100% Agave behind the bar!

Over time, El Comal has had to adjust its menu. Some of this is because of Covid, where they simply didn’t have enough demand to stock more specialty items for dishes like Liver and Onions. “We realized what our best seller was [during Covid], which was the Pozole”, Cris says. “It’s what really kept us in business”. The soups here are amazing – if you’ve never heard of Tlalpeño, then run to El Comal for a bowl. Huge pieces of tender chicken, chipotle broth, and tons of veggies and chickpeas make this the ultimate comfort food. It’s easy to see why these soups were so popular during the pandemic. 

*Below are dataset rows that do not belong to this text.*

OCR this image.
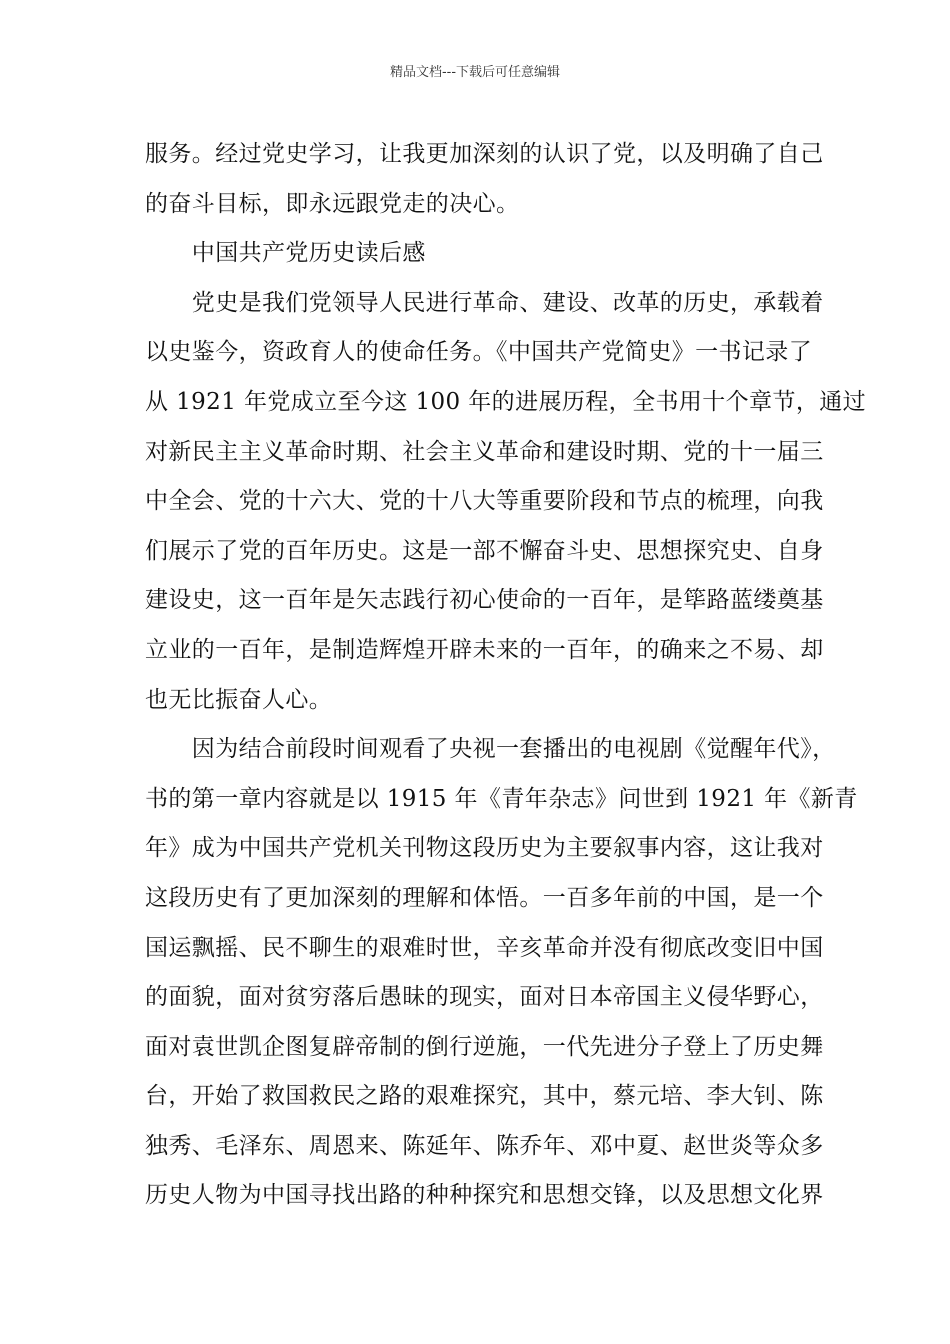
精品文档---下载后可任意编辑
服务。经过党史学习，让我更加深刻的认识了党，以及明确了自己
的奋斗目标，即永远跟党走的决心。
　　中国共产党历史读后感
　　党史是我们党领导人民进行革命、建设、改革的历史，承载着
以史鉴今，资政育人的使命任务。《中国共产党简史》一书记录了
从 1921 年党成立至今这 100 年的进展历程，全书用十个章节，通过
对新民主主义革命时期、社会主义革命和建设时期、党的十一届三
中全会、党的十六大、党的十八大等重要阶段和节点的梳理，向我
们展示了党的百年历史。这是一部不懈奋斗史、思想探究史、自身
建设史，这一百年是矢志践行初心使命的一百年，是筚路蓝缕奠基
立业的一百年，是制造辉煌开辟未来的一百年，的确来之不易、却
也无比振奋人心。
　　因为结合前段时间观看了央视一套播出的电视剧《觉醒年代》，
书的第一章内容就是以 1915 年《青年杂志》问世到 1921 年《新青
年》成为中国共产党机关刊物这段历史为主要叙事内容，这让我对
这段历史有了更加深刻的理解和体悟。一百多年前的中国，是一个
国运飘摇、民不聊生的艰难时世，辛亥革命并没有彻底改变旧中国
的面貌，面对贫穷落后愚昧的现实，面对日本帝国主义侵华野心，
面对袁世凯企图复辟帝制的倒行逆施，一代先进分子登上了历史舞
台，开始了救国救民之路的艰难探究，其中，蔡元培、李大钊、陈
独秀、毛泽东、周恩来、陈延年、陈乔年、邓中夏、赵世炎等众多
历史人物为中国寻找出路的种种探究和思想交锋，以及思想文化界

A steaming bowl of Tlalpeño ready to come out

Cutting down the menu and making it more accessible to everyone has been a huge effort for Cris and his team. More vegetarian dishes and a push to be more health conscious has been important for El Comal to make strides, Cris says. It may be tough to convince his mom at times, and it isn’t always a fast process, but the restaurant continues to move forward and grow with the neighborhood. This includes making the food at El Comal more accessible for everyone’s diet.

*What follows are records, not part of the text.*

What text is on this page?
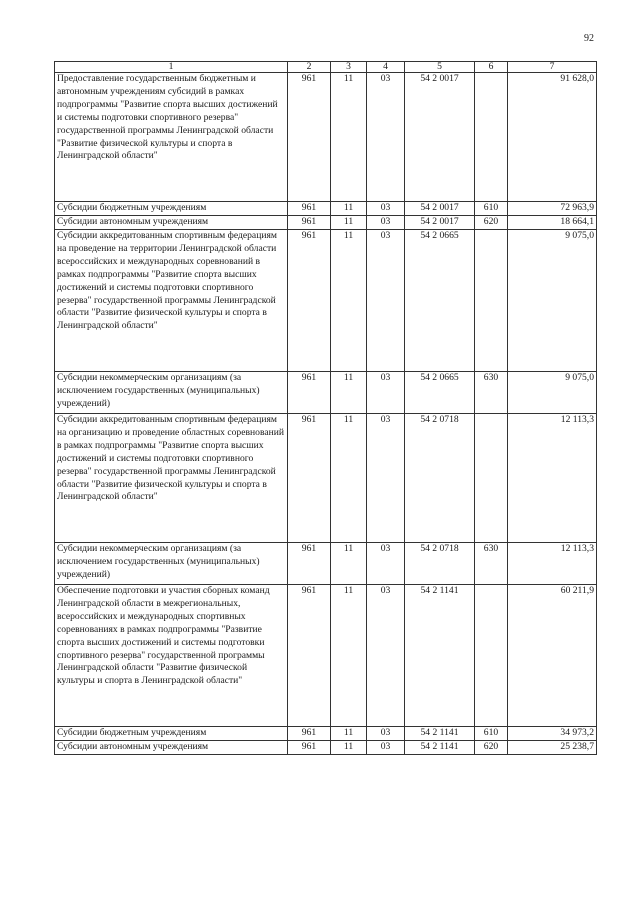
92
1	2	3	4	5	6	7
Предоставление государственным бюджетным и автономным учреждениям субсидий в рамках подпрограммы "Развитие спорта высших достижений и системы подготовки спортивного резерва" государственной программы Ленинградской области "Развитие физической культуры и спорта в Ленинградской области"	961	11	03	54 2 0017		91 628,0
Субсидии бюджетным учреждениям	961	11	03	54 2 0017	610	72 963,9
Субсидии автономным учреждениям	961	11	03	54 2 0017	620	18 664,1
Субсидии аккредитованным спортивным федерациям на проведение на территории Ленинградской области всероссийских и международных соревнований в рамках подпрограммы "Развитие спорта высших достижений и системы подготовки спортивного резерва" государственной программы Ленинградской области "Развитие физической культуры и спорта в Ленинградской области"	961	11	03	54 2 0665		9 075,0
Субсидии некоммерческим организациям (за исключением государственных (муниципальных) учреждений)	961	11	03	54 2 0665	630	9 075,0
Субсидии аккредитованным спортивным федерациям на организацию и проведение областных соревнований в рамках подпрограммы "Развитие спорта высших достижений и системы подготовки спортивного резерва" государственной программы Ленинградской области "Развитие физической культуры и спорта в Ленинградской области"	961	11	03	54 2 0718		12 113,3
Субсидии некоммерческим организациям (за исключением государственных (муниципальных) учреждений)	961	11	03	54 2 0718	630	12 113,3
Обеспечение подготовки и участия сборных команд Ленинградской области в межрегиональных, всероссийских и международных спортивных соревнованиях в рамках подпрограммы "Развитие спорта высших достижений и системы подготовки спортивного резерва" государственной программы Ленинградской области "Развитие физической культуры и спорта в Ленинградской области"	961	11	03	54 2 1141		60 211,9
Субсидии бюджетным учреждениям	961	11	03	54 2 1141	610	34 973,2
Субсидии автономным учреждениям	961	11	03	54 2 1141	620	25 238,7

When I asked what he wants to share with future customers, Cris said “just give us a chance”. It is clear that the staff at El Comal cares deeply about the quality of their food as well as the happiness of their clientele. “I am very very passionate about food and customers…this is exactly what I love to do”, says Cris. Over the years, he and his brother have built trust to the point where they are free to experiment with the menu and keep it exciting and fresh for everyone. Dishes like their Marlin Tacos, Surf and Turf, and their new Octopus Tacos all came about from getting creative and developing new ideas based on knowing what their clientele loves. 

A vegetarian Sope

The longevity of El Comal speaks for itself. 23 years overall and 13 in an ever-changing North Park neighborhood is no small feat, especially considering two of those years were in some of the hardest times for restaurants in recent memory. Cris stressed that the team at El Comal has been dedicated to keeping on creating new and delicious foods while including as many people and diets as possible. The whole kitchen takes incredible pride in the dishes they churn out daily and the quality of the food reflects that. If you’re looking for truly authentic Mexican food in San Diego, look no further.